Dat blijkt uit officiële cijfers van Hongaarse en EU-agentschappen die het ANP
heeft opgevraagd.
"Sinds Hongarije in 2004 lid werd van de Europese Unie, zijn er zeker een half
miljoen jonge Hongaren vertrokken, de meesten in de afgelopen paar jaar. Dat
is veel meer dan het aantal Hongaren dat vertrok na de neergeslagen
Hongaarse Opstand van 1956", meldt de Hongaarse onderzoeker Máté
Komiljovics.
De toestroom is ook te merken bij de vereniging van de 14 Nederlandse
universiteiten VSNU. "Er is een significante toename van het aantal
Hongaarse studenten in Nederland.

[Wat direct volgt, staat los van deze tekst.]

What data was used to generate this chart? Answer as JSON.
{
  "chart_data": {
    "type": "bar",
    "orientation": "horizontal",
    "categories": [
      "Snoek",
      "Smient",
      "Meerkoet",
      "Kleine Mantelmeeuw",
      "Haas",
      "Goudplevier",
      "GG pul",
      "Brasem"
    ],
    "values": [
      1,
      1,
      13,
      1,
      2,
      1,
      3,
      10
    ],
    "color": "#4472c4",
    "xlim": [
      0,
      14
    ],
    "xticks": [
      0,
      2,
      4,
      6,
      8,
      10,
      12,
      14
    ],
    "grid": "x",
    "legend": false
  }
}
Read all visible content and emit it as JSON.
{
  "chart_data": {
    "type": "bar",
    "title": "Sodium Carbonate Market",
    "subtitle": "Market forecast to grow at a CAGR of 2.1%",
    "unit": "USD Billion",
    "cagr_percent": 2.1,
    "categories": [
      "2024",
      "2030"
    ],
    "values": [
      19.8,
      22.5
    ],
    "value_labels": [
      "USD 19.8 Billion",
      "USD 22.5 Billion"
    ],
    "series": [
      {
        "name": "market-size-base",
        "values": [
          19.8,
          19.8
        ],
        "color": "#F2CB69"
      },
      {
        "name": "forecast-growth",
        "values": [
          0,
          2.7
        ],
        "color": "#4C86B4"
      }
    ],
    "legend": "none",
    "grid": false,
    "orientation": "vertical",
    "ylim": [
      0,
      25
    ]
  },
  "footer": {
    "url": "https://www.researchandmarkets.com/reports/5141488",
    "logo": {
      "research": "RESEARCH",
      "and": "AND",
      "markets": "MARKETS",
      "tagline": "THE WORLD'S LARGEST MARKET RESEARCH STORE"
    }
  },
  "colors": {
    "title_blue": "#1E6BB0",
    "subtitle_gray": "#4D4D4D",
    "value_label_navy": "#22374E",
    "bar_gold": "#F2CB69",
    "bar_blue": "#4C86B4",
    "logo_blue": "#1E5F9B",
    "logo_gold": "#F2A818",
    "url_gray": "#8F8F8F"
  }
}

In 2007 waren er nog 93 studenten, vorig
jaar al 199", zegt een VSNU-woordvoerder. "Opvallend is dat twee derde
van de Hongaren hoogopgeleid is en kiest voor een vervolgopleiding aan een
hogeschool of universiteit."
Het massale vertrek valt slecht bij Orbáns centrumrechtse regering. Die
verplicht jongeren met een studiefinanciering tot ongeveer 10 jaar na hun
afstuderen in Hongarije te blijven en te werken. Dat is zelfs opgenomen in
de grondwet.
Wel wordt er dezer dagen een versoepeling van de wet besproken. Zo mogen
afgestudeerden naar het buitenland mits zij beloven dubbel het aantal
gesubsidieerde studiejaren in Hongarije te werken. Dat moet binnen 20 jaar
na het behalen van een bul, aldus minister Zoltán Balog.
"Ik vind dat bekrompen en het druist in tegen Europese afspraken over
internationale mobiliteit", aldus de VSNU-woordvoerder. "Wij vinden
juist dat studenten internationale ervaring moeten opdoen. Hongarije is bang
voor het verliezen van de identiteit."